Até aquele momento, os Blues dominavam completamente. Treze finalizações contra apenas quatro do United aos 30 minutos do primeiro tempo. O meio-campo funcionava como um relógio suíço, com Estêvão sendo a peça central na criação das jogadas mais perigosas da partida.
Bruno Fernandes aproveitou o momento de fragilidade
A substituição forçada criou um vazio no setor defensivo do Chelsea. Wesley Fofana precisou sair para atendimento médico, deixando a equipe momentaneamente com um jogador a menos.
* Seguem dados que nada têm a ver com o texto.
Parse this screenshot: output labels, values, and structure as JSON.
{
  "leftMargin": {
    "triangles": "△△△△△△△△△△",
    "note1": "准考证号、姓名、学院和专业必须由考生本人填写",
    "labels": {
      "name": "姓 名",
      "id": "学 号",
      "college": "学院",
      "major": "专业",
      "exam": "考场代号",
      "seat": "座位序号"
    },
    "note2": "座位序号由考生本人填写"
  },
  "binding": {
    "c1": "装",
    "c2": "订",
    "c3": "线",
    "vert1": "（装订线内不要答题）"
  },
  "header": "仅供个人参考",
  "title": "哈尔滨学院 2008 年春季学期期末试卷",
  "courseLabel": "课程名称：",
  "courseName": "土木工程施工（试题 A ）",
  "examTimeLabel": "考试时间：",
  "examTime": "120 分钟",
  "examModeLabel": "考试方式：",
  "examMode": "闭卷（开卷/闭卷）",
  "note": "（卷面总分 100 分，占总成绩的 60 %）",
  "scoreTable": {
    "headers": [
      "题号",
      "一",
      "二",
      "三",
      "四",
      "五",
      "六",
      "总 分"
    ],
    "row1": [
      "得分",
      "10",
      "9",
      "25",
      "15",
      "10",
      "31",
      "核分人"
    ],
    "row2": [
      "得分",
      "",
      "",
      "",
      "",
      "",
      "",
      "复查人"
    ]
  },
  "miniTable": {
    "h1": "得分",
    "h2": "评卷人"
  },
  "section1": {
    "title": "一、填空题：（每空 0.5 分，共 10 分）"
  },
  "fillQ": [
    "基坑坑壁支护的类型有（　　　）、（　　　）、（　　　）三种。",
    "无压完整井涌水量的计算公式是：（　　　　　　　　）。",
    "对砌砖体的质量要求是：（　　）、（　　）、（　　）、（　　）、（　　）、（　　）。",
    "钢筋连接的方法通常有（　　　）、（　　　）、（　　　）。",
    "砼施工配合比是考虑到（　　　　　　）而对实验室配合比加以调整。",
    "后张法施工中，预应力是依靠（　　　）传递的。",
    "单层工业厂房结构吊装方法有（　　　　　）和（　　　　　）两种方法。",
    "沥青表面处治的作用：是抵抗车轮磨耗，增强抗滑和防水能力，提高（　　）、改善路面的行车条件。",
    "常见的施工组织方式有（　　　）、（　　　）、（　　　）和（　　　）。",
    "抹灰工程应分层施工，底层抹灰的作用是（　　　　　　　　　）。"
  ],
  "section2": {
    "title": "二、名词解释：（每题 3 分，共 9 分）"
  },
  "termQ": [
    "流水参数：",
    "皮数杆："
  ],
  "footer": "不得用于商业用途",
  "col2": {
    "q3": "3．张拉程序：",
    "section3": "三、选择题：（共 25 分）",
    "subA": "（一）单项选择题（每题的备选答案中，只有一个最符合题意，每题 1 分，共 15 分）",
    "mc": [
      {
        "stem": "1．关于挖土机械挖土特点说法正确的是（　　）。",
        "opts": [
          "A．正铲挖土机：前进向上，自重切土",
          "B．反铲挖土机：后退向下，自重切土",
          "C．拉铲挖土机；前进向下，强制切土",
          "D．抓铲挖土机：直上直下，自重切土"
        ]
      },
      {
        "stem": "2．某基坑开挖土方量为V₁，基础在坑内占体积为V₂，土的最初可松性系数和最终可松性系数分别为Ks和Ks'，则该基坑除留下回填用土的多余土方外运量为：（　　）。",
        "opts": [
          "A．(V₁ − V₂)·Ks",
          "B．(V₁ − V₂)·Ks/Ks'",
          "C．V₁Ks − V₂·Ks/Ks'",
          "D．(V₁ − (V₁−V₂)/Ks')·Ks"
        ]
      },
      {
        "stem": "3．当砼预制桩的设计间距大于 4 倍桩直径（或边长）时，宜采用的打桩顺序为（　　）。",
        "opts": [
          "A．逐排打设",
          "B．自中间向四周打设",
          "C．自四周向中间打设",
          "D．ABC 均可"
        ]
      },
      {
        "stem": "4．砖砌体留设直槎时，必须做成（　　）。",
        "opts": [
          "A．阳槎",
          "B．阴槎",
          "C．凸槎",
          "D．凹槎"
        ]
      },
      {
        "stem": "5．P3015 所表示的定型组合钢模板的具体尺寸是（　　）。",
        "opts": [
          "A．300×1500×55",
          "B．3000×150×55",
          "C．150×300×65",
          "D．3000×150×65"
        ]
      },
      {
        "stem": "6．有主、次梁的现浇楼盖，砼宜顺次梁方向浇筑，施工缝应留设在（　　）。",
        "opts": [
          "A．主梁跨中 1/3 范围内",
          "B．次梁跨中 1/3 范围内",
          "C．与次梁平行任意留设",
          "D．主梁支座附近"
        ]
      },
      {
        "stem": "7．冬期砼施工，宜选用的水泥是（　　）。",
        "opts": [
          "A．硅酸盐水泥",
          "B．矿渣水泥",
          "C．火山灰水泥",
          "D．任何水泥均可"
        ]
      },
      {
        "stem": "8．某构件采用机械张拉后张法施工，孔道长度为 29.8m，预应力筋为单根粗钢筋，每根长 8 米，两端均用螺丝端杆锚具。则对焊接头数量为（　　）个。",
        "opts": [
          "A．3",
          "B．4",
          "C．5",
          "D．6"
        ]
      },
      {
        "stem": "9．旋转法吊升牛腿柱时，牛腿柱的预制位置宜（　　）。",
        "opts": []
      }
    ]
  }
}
Foi exatamente neste instante que Bruno Fernandes mostrou por que tem 20 participações em gols em 38 jogos na temporada 2025/26.
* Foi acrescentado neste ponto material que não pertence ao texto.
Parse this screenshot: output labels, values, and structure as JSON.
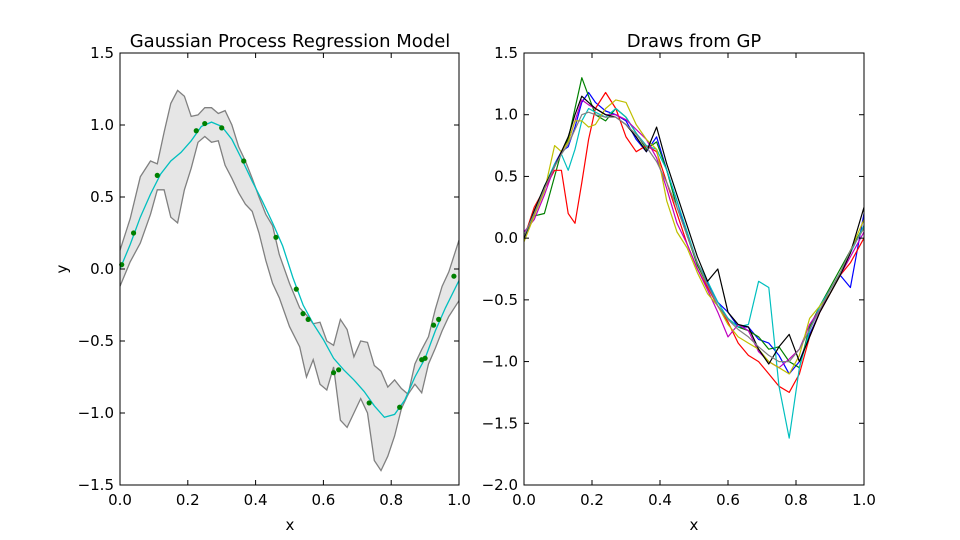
{
  "chart_data": [
    {
      "type": "line",
      "title": "Gaussian Process Regression Model",
      "xlabel": "x",
      "ylabel": "y",
      "xlim": [
        0.0,
        1.0
      ],
      "ylim": [
        -1.5,
        1.5
      ],
      "xticks": [
        "0.0",
        "0.2",
        "0.4",
        "0.6",
        "0.8",
        "1.0"
      ],
      "yticks": [
        "−1.5",
        "−1.0",
        "−0.5",
        "0.0",
        "0.5",
        "1.0",
        "1.5"
      ],
      "grid": false,
      "colors": {
        "mean": "#00bfbf",
        "band_fill": "#e6e6e6",
        "band_edge": "#808080",
        "points": "#008000"
      },
      "mean": {
        "x": [
          0.0,
          0.03,
          0.06,
          0.09,
          0.12,
          0.15,
          0.18,
          0.21,
          0.24,
          0.27,
          0.3,
          0.33,
          0.36,
          0.39,
          0.42,
          0.45,
          0.48,
          0.51,
          0.54,
          0.57,
          0.6,
          0.63,
          0.66,
          0.69,
          0.72,
          0.75,
          0.78,
          0.81,
          0.84,
          0.87,
          0.9,
          0.93,
          0.96,
          1.0
        ],
        "y": [
          0.0,
          0.17,
          0.36,
          0.52,
          0.66,
          0.75,
          0.81,
          0.89,
          0.99,
          1.02,
          0.99,
          0.9,
          0.76,
          0.61,
          0.47,
          0.32,
          0.16,
          -0.06,
          -0.25,
          -0.38,
          -0.49,
          -0.62,
          -0.7,
          -0.77,
          -0.85,
          -0.95,
          -1.03,
          -1.01,
          -0.91,
          -0.75,
          -0.62,
          -0.43,
          -0.27,
          -0.08
        ]
      },
      "band": {
        "x": [
          0.0,
          0.03,
          0.06,
          0.09,
          0.11,
          0.13,
          0.15,
          0.17,
          0.19,
          0.21,
          0.23,
          0.25,
          0.27,
          0.29,
          0.31,
          0.33,
          0.35,
          0.37,
          0.39,
          0.41,
          0.43,
          0.45,
          0.47,
          0.5,
          0.53,
          0.55,
          0.57,
          0.59,
          0.61,
          0.63,
          0.65,
          0.67,
          0.69,
          0.71,
          0.73,
          0.75,
          0.77,
          0.79,
          0.81,
          0.83,
          0.85,
          0.87,
          0.89,
          0.91,
          0.93,
          0.95,
          0.97,
          1.0
        ],
        "upper": [
          0.13,
          0.35,
          0.64,
          0.75,
          0.73,
          0.95,
          1.15,
          1.24,
          1.2,
          1.06,
          1.07,
          1.12,
          1.12,
          1.08,
          1.1,
          1.0,
          0.85,
          0.75,
          0.63,
          0.5,
          0.38,
          0.3,
          0.1,
          -0.1,
          -0.27,
          -0.32,
          -0.38,
          -0.37,
          -0.5,
          -0.53,
          -0.35,
          -0.42,
          -0.61,
          -0.5,
          -0.51,
          -0.67,
          -0.71,
          -0.82,
          -0.77,
          -0.83,
          -0.87,
          -0.66,
          -0.56,
          -0.47,
          -0.28,
          -0.12,
          -0.02,
          0.2
        ],
        "lower": [
          -0.12,
          0.05,
          0.18,
          0.38,
          0.55,
          0.55,
          0.36,
          0.32,
          0.55,
          0.7,
          0.88,
          0.92,
          0.88,
          0.89,
          0.72,
          0.63,
          0.53,
          0.45,
          0.4,
          0.25,
          0.06,
          -0.1,
          -0.2,
          -0.4,
          -0.54,
          -0.75,
          -0.63,
          -0.8,
          -0.84,
          -0.68,
          -1.05,
          -1.1,
          -1.0,
          -0.9,
          -1.0,
          -1.33,
          -1.4,
          -1.3,
          -1.16,
          -0.97,
          -0.87,
          -0.8,
          -0.86,
          -0.66,
          -0.55,
          -0.43,
          -0.33,
          -0.22
        ]
      },
      "points": {
        "x": [
          0.005,
          0.04,
          0.11,
          0.225,
          0.25,
          0.3,
          0.365,
          0.46,
          0.52,
          0.54,
          0.555,
          0.63,
          0.645,
          0.735,
          0.825,
          0.89,
          0.9,
          0.925,
          0.94,
          0.985
        ],
        "y": [
          0.03,
          0.25,
          0.65,
          0.96,
          1.01,
          0.98,
          0.75,
          0.22,
          -0.14,
          -0.31,
          -0.35,
          -0.72,
          -0.7,
          -0.93,
          -0.96,
          -0.63,
          -0.62,
          -0.39,
          -0.35,
          -0.05
        ]
      }
    },
    {
      "type": "line",
      "title": "Draws from GP",
      "xlabel": "x",
      "ylabel": "",
      "xlim": [
        0.0,
        1.0
      ],
      "ylim": [
        -2.0,
        1.5
      ],
      "xticks": [
        "0.0",
        "0.2",
        "0.4",
        "0.6",
        "0.8",
        "1.0"
      ],
      "yticks": [
        "−2.0",
        "−1.5",
        "−1.0",
        "−0.5",
        "0.0",
        "0.5",
        "1.0",
        "1.5"
      ],
      "grid": false,
      "x": [
        0.0,
        0.03,
        0.06,
        0.09,
        0.11,
        0.13,
        0.15,
        0.17,
        0.19,
        0.21,
        0.24,
        0.27,
        0.3,
        0.33,
        0.36,
        0.39,
        0.42,
        0.45,
        0.48,
        0.51,
        0.54,
        0.57,
        0.6,
        0.63,
        0.66,
        0.69,
        0.72,
        0.75,
        0.78,
        0.81,
        0.84,
        0.87,
        0.9,
        0.93,
        0.96,
        1.0
      ],
      "series": [
        {
          "color": "#0000ff",
          "values": [
            -0.02,
            0.2,
            0.4,
            0.6,
            0.7,
            0.74,
            0.9,
            1.1,
            1.18,
            1.1,
            1.03,
            1.0,
            0.95,
            0.8,
            0.7,
            0.82,
            0.55,
            0.3,
            0.02,
            -0.2,
            -0.36,
            -0.52,
            -0.6,
            -0.72,
            -0.72,
            -0.82,
            -0.85,
            -0.95,
            -1.1,
            -1.0,
            -0.78,
            -0.6,
            -0.45,
            -0.3,
            -0.4,
            0.2
          ]
        },
        {
          "color": "#008000",
          "values": [
            0.02,
            0.18,
            0.2,
            0.5,
            0.7,
            0.8,
            1.05,
            1.3,
            1.15,
            1.0,
            0.95,
            1.05,
            0.98,
            0.85,
            0.72,
            0.78,
            0.55,
            0.25,
            0.02,
            -0.22,
            -0.38,
            -0.55,
            -0.65,
            -0.72,
            -0.75,
            -0.8,
            -0.9,
            -0.88,
            -1.0,
            -1.05,
            -0.72,
            -0.55,
            -0.4,
            -0.25,
            -0.1,
            0.1
          ]
        },
        {
          "color": "#ff0000",
          "values": [
            0.0,
            0.25,
            0.4,
            0.55,
            0.55,
            0.2,
            0.12,
            0.45,
            0.8,
            1.05,
            1.18,
            1.05,
            0.82,
            0.7,
            0.75,
            0.7,
            0.45,
            0.2,
            -0.05,
            -0.25,
            -0.4,
            -0.55,
            -0.68,
            -0.85,
            -0.95,
            -1.0,
            -1.1,
            -1.2,
            -1.25,
            -1.1,
            -0.8,
            -0.6,
            -0.45,
            -0.3,
            -0.2,
            0.0
          ]
        },
        {
          "color": "#00bfbf",
          "values": [
            0.0,
            0.22,
            0.42,
            0.6,
            0.68,
            0.55,
            0.72,
            0.95,
            1.05,
            1.02,
            0.98,
            1.05,
            0.98,
            0.85,
            0.75,
            0.72,
            0.55,
            0.3,
            0.05,
            -0.2,
            -0.35,
            -0.52,
            -0.65,
            -0.72,
            -0.7,
            -0.35,
            -0.4,
            -1.2,
            -1.62,
            -1.05,
            -0.75,
            -0.55,
            -0.42,
            -0.28,
            -0.12,
            0.1
          ]
        },
        {
          "color": "#bf00bf",
          "values": [
            0.05,
            0.15,
            0.35,
            0.58,
            0.7,
            0.78,
            0.95,
            1.12,
            1.08,
            1.05,
            1.0,
            1.0,
            0.96,
            0.88,
            0.8,
            0.65,
            0.4,
            0.12,
            -0.05,
            -0.25,
            -0.42,
            -0.6,
            -0.8,
            -0.7,
            -0.75,
            -0.92,
            -1.0,
            -1.05,
            -0.98,
            -0.9,
            -0.7,
            -0.58,
            -0.45,
            -0.3,
            -0.15,
            0.05
          ]
        },
        {
          "color": "#bfbf00",
          "values": [
            -0.03,
            0.18,
            0.38,
            0.75,
            0.7,
            0.78,
            0.95,
            0.95,
            0.9,
            0.92,
            1.05,
            1.12,
            1.1,
            0.92,
            0.8,
            0.72,
            0.3,
            0.05,
            -0.08,
            -0.28,
            -0.45,
            -0.55,
            -0.7,
            -0.8,
            -0.85,
            -0.9,
            -1.0,
            -1.05,
            -1.1,
            -0.95,
            -0.65,
            -0.55,
            -0.45,
            -0.3,
            -0.1,
            0.15
          ]
        },
        {
          "color": "#000000",
          "values": [
            0.0,
            0.22,
            0.42,
            0.58,
            0.7,
            0.82,
            1.0,
            1.15,
            1.1,
            1.05,
            1.0,
            0.98,
            0.92,
            0.82,
            0.7,
            0.9,
            0.6,
            0.35,
            0.1,
            -0.15,
            -0.35,
            -0.25,
            -0.6,
            -0.7,
            -0.72,
            -0.9,
            -1.02,
            -0.88,
            -0.78,
            -1.0,
            -0.8,
            -0.6,
            -0.45,
            -0.3,
            -0.12,
            0.25
          ]
        },
        {
          "color": "#808080",
          "values": [
            0.02,
            0.2,
            0.4,
            0.58,
            0.68,
            0.76,
            0.88,
            1.0,
            1.02,
            1.0,
            0.98,
            0.98,
            0.92,
            0.84,
            0.74,
            0.62,
            0.45,
            0.25,
            0.02,
            -0.2,
            -0.38,
            -0.55,
            -0.66,
            -0.74,
            -0.8,
            -0.88,
            -0.95,
            -1.0,
            -1.0,
            -0.9,
            -0.74,
            -0.58,
            -0.42,
            -0.28,
            -0.1,
            0.08
          ]
        }
      ]
    }
  ]
}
O português carregou pela ponta direita com a liberdade que não tinha antes da saída de Estêvão. Seu cruzamento certeiro encontrou Matheus Cunha na marca da cal, que precisou apenas de um chute para abrir o placar aos 24 minutos.
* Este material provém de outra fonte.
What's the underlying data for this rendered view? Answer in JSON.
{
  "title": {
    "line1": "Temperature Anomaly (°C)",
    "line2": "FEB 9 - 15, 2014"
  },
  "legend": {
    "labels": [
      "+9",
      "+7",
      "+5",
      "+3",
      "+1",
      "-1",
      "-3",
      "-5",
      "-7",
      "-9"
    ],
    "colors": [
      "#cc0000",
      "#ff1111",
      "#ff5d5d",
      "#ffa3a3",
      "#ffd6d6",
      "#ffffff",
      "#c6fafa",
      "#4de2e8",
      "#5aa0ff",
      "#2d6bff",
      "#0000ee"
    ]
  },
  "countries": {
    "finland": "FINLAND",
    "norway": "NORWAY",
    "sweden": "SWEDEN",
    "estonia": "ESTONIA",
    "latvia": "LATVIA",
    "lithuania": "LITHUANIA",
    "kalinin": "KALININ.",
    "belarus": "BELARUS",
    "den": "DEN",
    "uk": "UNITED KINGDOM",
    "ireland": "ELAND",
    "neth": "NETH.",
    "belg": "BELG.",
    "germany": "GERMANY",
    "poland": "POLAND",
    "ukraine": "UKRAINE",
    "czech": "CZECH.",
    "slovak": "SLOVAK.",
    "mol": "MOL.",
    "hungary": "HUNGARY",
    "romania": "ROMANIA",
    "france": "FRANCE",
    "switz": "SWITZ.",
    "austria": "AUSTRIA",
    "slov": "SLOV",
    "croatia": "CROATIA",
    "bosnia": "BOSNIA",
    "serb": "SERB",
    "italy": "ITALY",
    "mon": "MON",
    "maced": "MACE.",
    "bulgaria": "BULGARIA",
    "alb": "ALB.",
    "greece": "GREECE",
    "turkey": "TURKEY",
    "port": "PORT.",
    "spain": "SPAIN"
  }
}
Segundo apuração do SportNavo, a alteração no esquema tático foi imediata. Sem Estêvão para fazer a marcação no meio-campo, Bruno Fernandes ganhou metros preciosos para suas investidas ofensivas, repetindo o padrão que já havia funcionado na vitória por 2 a 0 sobre o Manchester City.
Números revelam o impacto da substituição precoce
As estatísticas mostram como a saída do brasileiro mudou completamente a dinâmica do jogo. Antes dos 15 minutos, o Chelsea havia criado as três melhores chances da partida. Depois da substituição, foram apenas duas finalizações perigosas em 75 minutos restantes.
Garnacho, que entrou no lugar de Estêvão, não conseguiu reproduzir a mesma intensidade defensiva do brasileiro. O argentino é mais ofensivo por natureza, deixando espaços que Bruno Fernandes soube explorar com maestria durante todo o restante da primeira etapa.
Cole Palmer ainda teve um gol anulado por impedimento no segundo tempo, numa jogada que começou com Malo Gusto e Pedro Neto. O cruzamento de Enzo Fernández encontrou Liam Delap dentro da área, mas o VAR cortou a comemoração dos Blues.
Jejum se prolonga e afasta Chelsea da Champions
A derrota estendeu a péssima fase do Chelsea na Premier League. Desde 4 de março, quando marcaram pela última vez na competição, são quatro derrotas consecutivas: Newcastle, Everton, Manchester City e agora United.
O técnico Liam Rosenior viu sua equipe criar 13 finalizações no primeiro tempo, mas a ansiedade tomou conta do vestiário na volta do intervalo. A pressão por quebrar o jejum de gols fez com que os atacantes forçassem demais as jogadas, desperdiçando chances claras.
Michael Carrick, do lado oposto, soube administrar a vantagem conquistada no momento de fragilidade adversária. O United chegou aos 58 pontos e se manteve na 3ª colocação, enquanto o Chelsea amarga a 6ª posição com 48 pontos, cada vez mais distante de uma vaga na Champions League.
O Chelsea volta a campo na próxima rodada contra o Newcastle, em St. James' Park, tentando quebrar o jejum que já dura mais de um mês e meio na Premier League.